The Monestir de Miramar is situated halfway between Valldemossa and Deià. The Archduke Ludwig Salvator of Austria bought this historic property in 1872 after falling in love with the scenery of Mallorca’s Northwest. According to the Arxiduc, “no other place on earth deserves with more reason the name of Miramar” (translated from ‘Die Balearen‘).

Today, Miramar is open to the public as a museum dedicated to both, Ramon Llull and the Austrian Archduke. Some Gothic cloister arches which are said to originate from the Convent de Santa Margalida in Palma de Mallorca (see photo) can be admired there. Miramar is open Tuesday to Sunday (10h00-17h00); entry admission is 3 €.

The photo was chosen from my archive. It was taken near Valldemossa, Mallorca, Baleares, Spain. The date: March 16th, 2008. The time was 14:43:01.

Looking At Miramar

Ramon Llull’s Cave

cova_ramon_llull

The Santuari Mare de Déu de Cura is a monastery located on top of the Randa mountain in the municipality of Algaida. It is considered an eminently Llullian site (Ramon Llull, ca. 1232-1316). Access to the sanctuary grounds is through a large portal. In the middle of its pediment is the coat-of-arms of the Franciscan order and above it, the Llullian crest of a half-moon. Below the coat-of-arms is an inscription reproducing a verse from Ramon Llull’s work Blanquerna: “Amable fill, saluda Nostra Dona, qui és salut e benedicció nostra” (Amiable son, greet Our Lady, who is our health and blessing).

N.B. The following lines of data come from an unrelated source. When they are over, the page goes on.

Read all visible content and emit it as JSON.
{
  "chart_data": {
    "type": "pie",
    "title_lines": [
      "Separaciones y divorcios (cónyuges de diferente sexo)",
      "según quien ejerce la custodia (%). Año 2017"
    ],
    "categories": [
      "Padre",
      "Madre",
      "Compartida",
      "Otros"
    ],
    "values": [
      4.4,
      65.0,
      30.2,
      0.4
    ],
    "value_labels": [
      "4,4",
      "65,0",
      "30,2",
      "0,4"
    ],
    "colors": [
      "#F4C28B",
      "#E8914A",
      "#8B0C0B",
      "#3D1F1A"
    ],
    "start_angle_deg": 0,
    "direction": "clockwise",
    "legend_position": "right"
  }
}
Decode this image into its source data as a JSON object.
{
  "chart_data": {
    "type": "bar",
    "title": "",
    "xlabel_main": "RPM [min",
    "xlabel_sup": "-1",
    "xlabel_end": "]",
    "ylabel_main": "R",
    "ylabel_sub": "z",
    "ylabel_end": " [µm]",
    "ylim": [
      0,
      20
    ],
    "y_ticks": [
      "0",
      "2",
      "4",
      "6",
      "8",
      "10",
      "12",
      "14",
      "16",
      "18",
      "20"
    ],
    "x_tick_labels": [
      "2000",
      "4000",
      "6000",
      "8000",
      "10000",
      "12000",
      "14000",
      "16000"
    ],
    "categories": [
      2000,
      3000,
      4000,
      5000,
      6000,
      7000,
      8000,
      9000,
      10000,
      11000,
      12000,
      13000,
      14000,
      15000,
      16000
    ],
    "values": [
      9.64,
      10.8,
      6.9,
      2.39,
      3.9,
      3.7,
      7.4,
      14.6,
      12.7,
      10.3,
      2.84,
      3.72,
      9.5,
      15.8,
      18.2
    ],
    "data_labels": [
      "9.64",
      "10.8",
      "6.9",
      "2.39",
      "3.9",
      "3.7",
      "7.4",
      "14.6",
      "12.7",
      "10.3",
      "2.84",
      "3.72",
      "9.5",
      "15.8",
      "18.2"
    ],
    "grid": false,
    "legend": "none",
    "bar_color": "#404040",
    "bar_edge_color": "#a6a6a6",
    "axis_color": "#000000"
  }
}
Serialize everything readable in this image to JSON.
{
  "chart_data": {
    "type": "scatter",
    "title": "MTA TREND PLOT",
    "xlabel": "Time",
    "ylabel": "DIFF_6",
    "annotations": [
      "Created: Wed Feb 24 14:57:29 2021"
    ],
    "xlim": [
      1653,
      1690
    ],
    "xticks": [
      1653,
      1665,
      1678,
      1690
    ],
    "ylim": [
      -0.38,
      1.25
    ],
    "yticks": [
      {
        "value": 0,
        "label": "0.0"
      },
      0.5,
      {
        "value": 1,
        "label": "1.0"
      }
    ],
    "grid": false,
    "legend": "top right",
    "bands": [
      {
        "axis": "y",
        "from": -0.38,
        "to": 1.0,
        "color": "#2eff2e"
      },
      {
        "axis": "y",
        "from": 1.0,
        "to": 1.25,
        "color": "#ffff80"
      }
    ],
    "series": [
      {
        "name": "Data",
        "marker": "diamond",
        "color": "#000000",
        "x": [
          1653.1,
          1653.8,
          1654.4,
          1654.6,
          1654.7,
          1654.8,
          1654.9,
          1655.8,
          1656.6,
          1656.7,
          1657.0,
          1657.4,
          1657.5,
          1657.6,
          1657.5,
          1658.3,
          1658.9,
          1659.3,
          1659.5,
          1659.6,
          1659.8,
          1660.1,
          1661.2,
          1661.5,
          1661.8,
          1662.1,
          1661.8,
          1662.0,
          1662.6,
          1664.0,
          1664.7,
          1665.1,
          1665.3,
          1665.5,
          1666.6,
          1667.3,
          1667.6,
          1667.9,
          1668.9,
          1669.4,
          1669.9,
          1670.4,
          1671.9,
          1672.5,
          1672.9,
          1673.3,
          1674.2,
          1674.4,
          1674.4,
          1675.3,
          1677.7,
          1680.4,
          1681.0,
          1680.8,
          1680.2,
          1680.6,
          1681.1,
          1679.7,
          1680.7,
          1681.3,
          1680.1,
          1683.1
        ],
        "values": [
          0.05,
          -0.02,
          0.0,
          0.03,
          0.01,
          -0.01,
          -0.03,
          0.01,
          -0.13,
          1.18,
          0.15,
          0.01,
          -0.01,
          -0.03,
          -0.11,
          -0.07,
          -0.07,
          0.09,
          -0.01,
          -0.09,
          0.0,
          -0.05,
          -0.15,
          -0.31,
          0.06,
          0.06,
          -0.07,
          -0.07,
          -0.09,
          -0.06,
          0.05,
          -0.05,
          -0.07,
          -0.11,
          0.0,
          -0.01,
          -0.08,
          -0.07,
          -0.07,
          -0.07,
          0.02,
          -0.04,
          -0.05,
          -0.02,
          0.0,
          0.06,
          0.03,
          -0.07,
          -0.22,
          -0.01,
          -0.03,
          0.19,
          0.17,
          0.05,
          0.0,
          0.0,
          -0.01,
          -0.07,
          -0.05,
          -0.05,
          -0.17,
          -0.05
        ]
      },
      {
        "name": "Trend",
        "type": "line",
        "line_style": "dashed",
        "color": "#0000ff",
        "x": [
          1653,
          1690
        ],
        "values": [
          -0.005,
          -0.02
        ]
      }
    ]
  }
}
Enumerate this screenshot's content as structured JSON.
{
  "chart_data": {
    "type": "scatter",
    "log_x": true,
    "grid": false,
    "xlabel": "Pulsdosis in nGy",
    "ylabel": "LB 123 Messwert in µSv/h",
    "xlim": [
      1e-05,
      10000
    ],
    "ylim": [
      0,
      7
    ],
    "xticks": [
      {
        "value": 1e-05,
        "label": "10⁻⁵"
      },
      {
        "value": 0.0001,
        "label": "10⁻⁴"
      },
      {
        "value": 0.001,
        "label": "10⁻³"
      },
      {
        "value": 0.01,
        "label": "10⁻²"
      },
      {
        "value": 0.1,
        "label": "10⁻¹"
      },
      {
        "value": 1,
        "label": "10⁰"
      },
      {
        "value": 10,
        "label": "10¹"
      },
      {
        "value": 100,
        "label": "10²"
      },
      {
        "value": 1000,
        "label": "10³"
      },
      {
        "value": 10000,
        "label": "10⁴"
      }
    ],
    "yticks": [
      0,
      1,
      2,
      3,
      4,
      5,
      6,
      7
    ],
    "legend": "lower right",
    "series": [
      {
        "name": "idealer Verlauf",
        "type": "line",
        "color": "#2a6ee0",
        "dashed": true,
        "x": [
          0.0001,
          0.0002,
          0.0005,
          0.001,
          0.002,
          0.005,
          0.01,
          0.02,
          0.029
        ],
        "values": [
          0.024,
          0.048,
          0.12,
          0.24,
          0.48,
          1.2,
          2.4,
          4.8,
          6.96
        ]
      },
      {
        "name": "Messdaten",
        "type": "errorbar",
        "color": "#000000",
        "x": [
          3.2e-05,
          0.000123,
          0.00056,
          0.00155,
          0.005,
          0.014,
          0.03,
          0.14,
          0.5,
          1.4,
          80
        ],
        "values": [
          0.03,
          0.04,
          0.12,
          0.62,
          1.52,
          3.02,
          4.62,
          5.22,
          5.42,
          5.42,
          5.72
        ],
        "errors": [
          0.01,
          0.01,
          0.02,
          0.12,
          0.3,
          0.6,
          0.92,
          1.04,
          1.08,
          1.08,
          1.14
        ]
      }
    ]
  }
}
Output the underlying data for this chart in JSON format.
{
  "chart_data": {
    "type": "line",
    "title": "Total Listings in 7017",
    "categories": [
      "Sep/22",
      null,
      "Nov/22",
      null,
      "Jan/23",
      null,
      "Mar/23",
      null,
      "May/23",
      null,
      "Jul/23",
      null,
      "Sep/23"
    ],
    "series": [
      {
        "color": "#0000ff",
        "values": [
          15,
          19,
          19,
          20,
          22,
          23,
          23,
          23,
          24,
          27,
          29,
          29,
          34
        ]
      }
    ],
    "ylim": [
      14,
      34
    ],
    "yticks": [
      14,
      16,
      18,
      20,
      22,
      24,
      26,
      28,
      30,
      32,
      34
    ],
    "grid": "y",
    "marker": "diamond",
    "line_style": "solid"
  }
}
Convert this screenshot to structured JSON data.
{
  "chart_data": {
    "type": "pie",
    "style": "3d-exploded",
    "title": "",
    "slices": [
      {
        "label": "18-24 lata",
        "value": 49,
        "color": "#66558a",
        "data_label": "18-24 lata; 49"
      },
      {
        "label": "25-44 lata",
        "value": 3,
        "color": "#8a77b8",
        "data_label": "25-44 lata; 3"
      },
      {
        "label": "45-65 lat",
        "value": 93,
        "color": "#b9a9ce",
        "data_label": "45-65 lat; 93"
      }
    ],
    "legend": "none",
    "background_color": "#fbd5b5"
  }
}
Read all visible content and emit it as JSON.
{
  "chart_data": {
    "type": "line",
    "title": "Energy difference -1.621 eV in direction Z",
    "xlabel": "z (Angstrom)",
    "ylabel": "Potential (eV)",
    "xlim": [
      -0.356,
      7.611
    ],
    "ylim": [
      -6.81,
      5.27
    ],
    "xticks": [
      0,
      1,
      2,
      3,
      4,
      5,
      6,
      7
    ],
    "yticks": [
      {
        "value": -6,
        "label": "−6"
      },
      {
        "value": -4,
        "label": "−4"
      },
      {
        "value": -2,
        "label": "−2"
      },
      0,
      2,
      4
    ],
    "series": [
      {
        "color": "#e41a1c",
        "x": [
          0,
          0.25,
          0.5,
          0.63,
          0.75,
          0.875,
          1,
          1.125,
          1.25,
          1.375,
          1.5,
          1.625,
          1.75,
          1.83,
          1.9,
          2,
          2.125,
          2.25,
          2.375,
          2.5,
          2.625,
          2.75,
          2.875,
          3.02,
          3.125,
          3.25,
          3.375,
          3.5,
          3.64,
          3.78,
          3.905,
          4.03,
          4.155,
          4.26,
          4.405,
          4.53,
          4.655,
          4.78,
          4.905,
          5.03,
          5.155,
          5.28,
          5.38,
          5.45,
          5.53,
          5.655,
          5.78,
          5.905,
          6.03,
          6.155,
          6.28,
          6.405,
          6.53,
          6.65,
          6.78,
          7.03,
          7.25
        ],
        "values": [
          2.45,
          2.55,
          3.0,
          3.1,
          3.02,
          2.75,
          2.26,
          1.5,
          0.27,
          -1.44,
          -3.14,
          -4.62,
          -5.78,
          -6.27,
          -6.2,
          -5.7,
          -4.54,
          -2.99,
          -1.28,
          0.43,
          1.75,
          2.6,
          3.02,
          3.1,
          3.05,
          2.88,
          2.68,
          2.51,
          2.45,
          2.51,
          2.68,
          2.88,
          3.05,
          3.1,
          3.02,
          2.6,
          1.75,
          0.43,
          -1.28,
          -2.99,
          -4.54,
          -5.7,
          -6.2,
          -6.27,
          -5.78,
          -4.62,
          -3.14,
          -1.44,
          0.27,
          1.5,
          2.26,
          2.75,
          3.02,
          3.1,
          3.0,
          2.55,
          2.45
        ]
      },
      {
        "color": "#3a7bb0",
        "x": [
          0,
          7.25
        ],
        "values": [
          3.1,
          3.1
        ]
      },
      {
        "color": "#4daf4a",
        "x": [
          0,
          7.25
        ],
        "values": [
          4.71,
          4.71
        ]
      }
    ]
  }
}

Legend has it that in a humble cave located a few hundred metres to the west of the sanctuary, Ramon Llull spent a short time of retreat and experienced an enlightenment, which caused him to later write the work Ars Magna.

Having visited the site myself, I very much doubt that the cave shown in my photo and inscribed as the Cova de Ramon Llull can possibly be the authentic one. The cave is of a very small size and of a very low height. There does not seem to be enough space for a hermit to live for any length of time, however short and however frugal. I may be wrong, though. Circumstances were probably quite different 777 years ago, especially for hermits.

The photo was taken near Randa, Mallorca, Baleares, Spain. The date: February 12th, 2009. The time was 13:20:57.